Retention and deletion

The log is append-only: you never edit an event in place. But "append-only" does not mean "grows forever and nothing can ever be removed." Two operations remove data, and they are how you bound storage and honor erasure.

Trim

TrimStart drops a prefix of an aggregate's events, keeping everything from a version onward. You give it KeepFromAggregateVersion; events before that become unreadable, and reads start from there.

Use it for retention: an aggregate whose early history no longer matters keeps a bounded tail. Trimming does not rewrite the events that remain; it removes old ones.

Delete

Delete removes a whole aggregate. Two flags decide what may happen after:

  • AllowRecreate: whether the same key can be written again as a new aggregate.
  • AllowSequenceContinuation: if recreated, whether its event sequence continues from where the deleted one left off, or restarts.

Delete is guarded by ExpectedVersion like any conditional write, so you do not race a concurrent writer.

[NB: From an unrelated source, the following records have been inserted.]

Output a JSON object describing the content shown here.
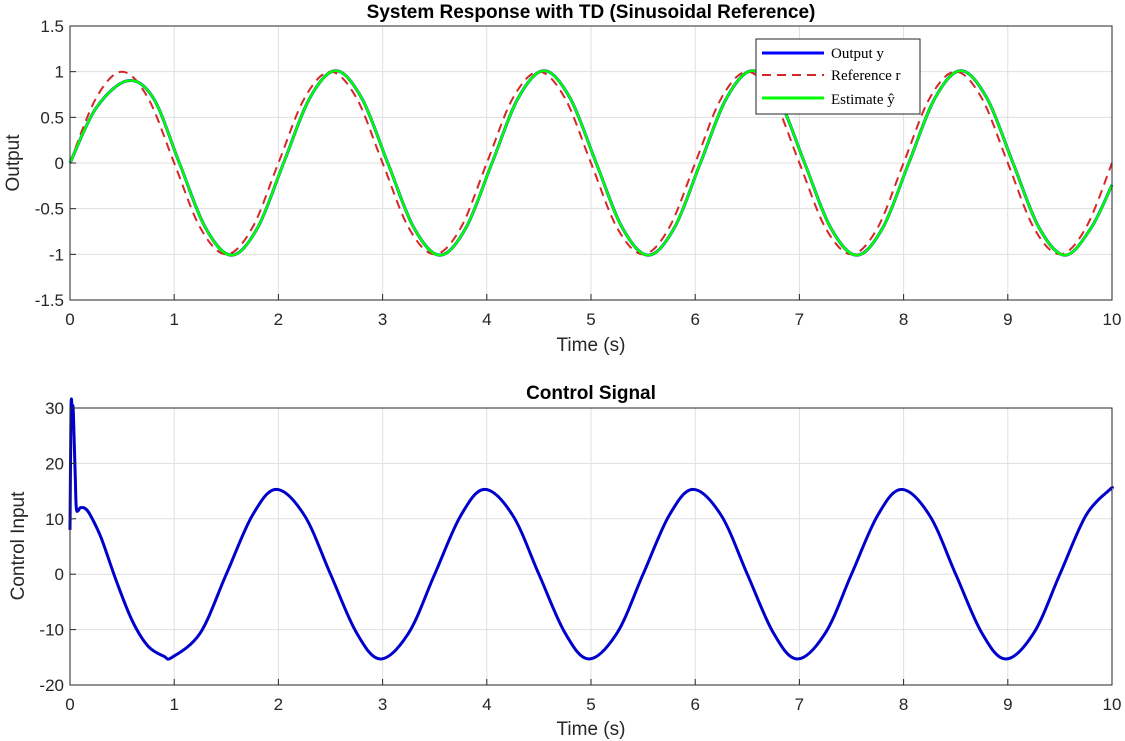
{
  "chart_data": [
    {
      "type": "line",
      "title": "System Response with TD (Sinusoidal Reference)",
      "xlabel": "Time (s)",
      "ylabel": "Output",
      "xlim": [
        0,
        10
      ],
      "ylim": [
        -1.5,
        1.5
      ],
      "xticks": [
        0,
        1,
        2,
        3,
        4,
        5,
        6,
        7,
        8,
        9,
        10
      ],
      "yticks": [
        -1.5,
        -1,
        -0.5,
        0,
        0.5,
        1,
        1.5
      ],
      "grid": true,
      "legend_position": "top-right",
      "series": [
        {
          "name": "Output y",
          "color": "#0000ff",
          "style": "solid",
          "x": [
            0,
            0.25,
            0.55,
            0.8,
            1.05,
            1.3,
            1.55,
            1.8,
            2.05,
            2.3,
            2.55,
            2.8,
            3.05,
            3.3,
            3.55,
            3.8,
            4.05,
            4.3,
            4.55,
            4.8,
            5.05,
            5.3,
            5.55,
            5.8,
            6.05,
            6.3,
            6.55,
            6.8,
            7.05,
            7.3,
            7.55,
            7.8,
            8.05,
            8.3,
            8.55,
            8.8,
            9.05,
            9.3,
            9.55,
            9.8,
            10
          ],
          "y": [
            0,
            0.6,
            0.9,
            0.71,
            0.0,
            -0.71,
            -1.01,
            -0.71,
            0.0,
            0.71,
            1.01,
            0.71,
            0.0,
            -0.71,
            -1.01,
            -0.71,
            0.0,
            0.71,
            1.01,
            0.71,
            0.0,
            -0.71,
            -1.01,
            -0.71,
            0.0,
            0.71,
            1.01,
            0.71,
            0.0,
            -0.71,
            -1.01,
            -0.71,
            0.0,
            0.71,
            1.01,
            0.71,
            0.0,
            -0.71,
            -1.01,
            -0.71,
            -0.24
          ]
        },
        {
          "name": "Reference r",
          "color": "#d62728",
          "style": "dashed",
          "x": [
            0,
            0.25,
            0.5,
            0.75,
            1.0,
            1.25,
            1.5,
            1.75,
            2.0,
            2.25,
            2.5,
            2.75,
            3.0,
            3.25,
            3.5,
            3.75,
            4.0,
            4.25,
            4.5,
            4.75,
            5.0,
            5.25,
            5.5,
            5.75,
            6.0,
            6.25,
            6.5,
            6.75,
            7.0,
            7.25,
            7.5,
            7.75,
            8.0,
            8.25,
            8.5,
            8.75,
            9.0,
            9.25,
            9.5,
            9.75,
            10.0
          ],
          "y": [
            0,
            0.71,
            1.0,
            0.71,
            0.0,
            -0.71,
            -1.0,
            -0.71,
            0.0,
            0.71,
            1.0,
            0.71,
            0.0,
            -0.71,
            -1.0,
            -0.71,
            0.0,
            0.71,
            1.0,
            0.71,
            0.0,
            -0.71,
            -1.0,
            -0.71,
            0.0,
            0.71,
            1.0,
            0.71,
            0.0,
            -0.71,
            -1.0,
            -0.71,
            0.0,
            0.71,
            1.0,
            0.71,
            0.0,
            -0.71,
            -1.0,
            -0.71,
            0.0
          ]
        },
        {
          "name": "Estimate ŷ",
          "color": "#00ff00",
          "style": "solid",
          "x": [
            0,
            0.25,
            0.55,
            0.8,
            1.05,
            1.3,
            1.55,
            1.8,
            2.05,
            2.3,
            2.55,
            2.8,
            3.05,
            3.3,
            3.55,
            3.8,
            4.05,
            4.3,
            4.55,
            4.8,
            5.05,
            5.3,
            5.55,
            5.8,
            6.05,
            6.3,
            6.55,
            6.8,
            7.05,
            7.3,
            7.55,
            7.8,
            8.05,
            8.3,
            8.55,
            8.8,
            9.05,
            9.3,
            9.55,
            9.8,
            10
          ],
          "y": [
            0,
            0.6,
            0.9,
            0.71,
            0.0,
            -0.71,
            -1.01,
            -0.71,
            0.0,
            0.71,
            1.01,
            0.71,
            0.0,
            -0.71,
            -1.01,
            -0.71,
            0.0,
            0.71,
            1.01,
            0.71,
            0.0,
            -0.71,
            -1.01,
            -0.71,
            0.0,
            0.71,
            1.01,
            0.71,
            0.0,
            -0.71,
            -1.01,
            -0.71,
            0.0,
            0.71,
            1.01,
            0.71,
            0.0,
            -0.71,
            -1.01,
            -0.71,
            -0.24
          ]
        }
      ]
    },
    {
      "type": "line",
      "title": "Control Signal",
      "xlabel": "Time (s)",
      "ylabel": "Control Input",
      "xlim": [
        0,
        10
      ],
      "ylim": [
        -20,
        30
      ],
      "xticks": [
        0,
        1,
        2,
        3,
        4,
        5,
        6,
        7,
        8,
        9,
        10
      ],
      "yticks": [
        -20,
        -10,
        0,
        10,
        20,
        30
      ],
      "grid": true,
      "series": [
        {
          "name": "Control Input",
          "color": "#0000cc",
          "style": "solid",
          "x": [
            0,
            0.01,
            0.02,
            0.03,
            0.04,
            0.05,
            0.06,
            0.08,
            0.1,
            0.15,
            0.2,
            0.3,
            0.45,
            0.6,
            0.75,
            0.9,
            0.98,
            1.25,
            1.5,
            1.75,
            1.98,
            2.25,
            2.5,
            2.75,
            2.98,
            3.25,
            3.5,
            3.75,
            3.98,
            4.25,
            4.5,
            4.75,
            4.98,
            5.25,
            5.5,
            5.75,
            5.98,
            6.25,
            6.5,
            6.75,
            6.98,
            7.25,
            7.5,
            7.75,
            7.98,
            8.25,
            8.5,
            8.75,
            8.98,
            9.25,
            9.5,
            9.75,
            9.98,
            10
          ],
          "y": [
            8,
            30,
            30,
            30,
            24,
            18,
            12,
            11.5,
            12,
            11.8,
            10.5,
            6.5,
            -1.5,
            -8.5,
            -13,
            -14.8,
            -15,
            -10.6,
            0,
            10.6,
            15.3,
            10.6,
            0,
            -10.6,
            -15.3,
            -10.6,
            0,
            10.6,
            15.3,
            10.6,
            0,
            -10.6,
            -15.3,
            -10.6,
            0,
            10.6,
            15.3,
            10.6,
            0,
            -10.6,
            -15.3,
            -10.6,
            0,
            10.6,
            15.3,
            10.6,
            0,
            -10.6,
            -15.3,
            -10.6,
            0,
            10.6,
            15.3,
            15.3
          ]
        }
      ]
    }
  ]
}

Logical now, physical later

Trim and delete are soft: they append a tombstone that makes the events unreadable to clients immediately, but the original bytes stay on disk until compaction rewrites the segment and drops them. Compaction runs in the background, gated by --compaction-check-interval-secs (2 hours by default) and a minimum reclaimable ratio (20% by default). So reclamation is deferred and conditional: a low-churn segment holding one subject's data can sit on disk for a while after the delete.

PII and the right to erasure

For GDPR-style erasure this distinction matters: delete and trim make the events unreadable at once, but the bytes are physically gone only after compaction. For a hard erasure deadline, force or await compaction rather than assuming the delete reclaimed the disk, and account for two more things:

  • Other copies. A two-node cluster has the data on both nodes, S3 may hold transient fallback batches, and you may have taken backups or run downstream consumers. Erasure has to reach those too; the store removes its copies, not the ones you exported.
  • Crypto-shredding as an alternative. If you encrypt a subject's events under a per-subject key, destroying that key renders the events unreadable everywhere at once, including in backups, without rewriting the log. For targeted erasure across copies you do not control, this is often cleaner than chasing every replica.

The audit-chain tension

Deletion shrinks the log; it does not edit history within a retained range, so the audit chain over what remains still verifies. What hash-chaining does not do is stop a stream being deleted wholesale, which is exactly what makes erasure possible. Tamper-evidence within a stream and the ability to erase a stream are different properties, and Celeriant gives you both.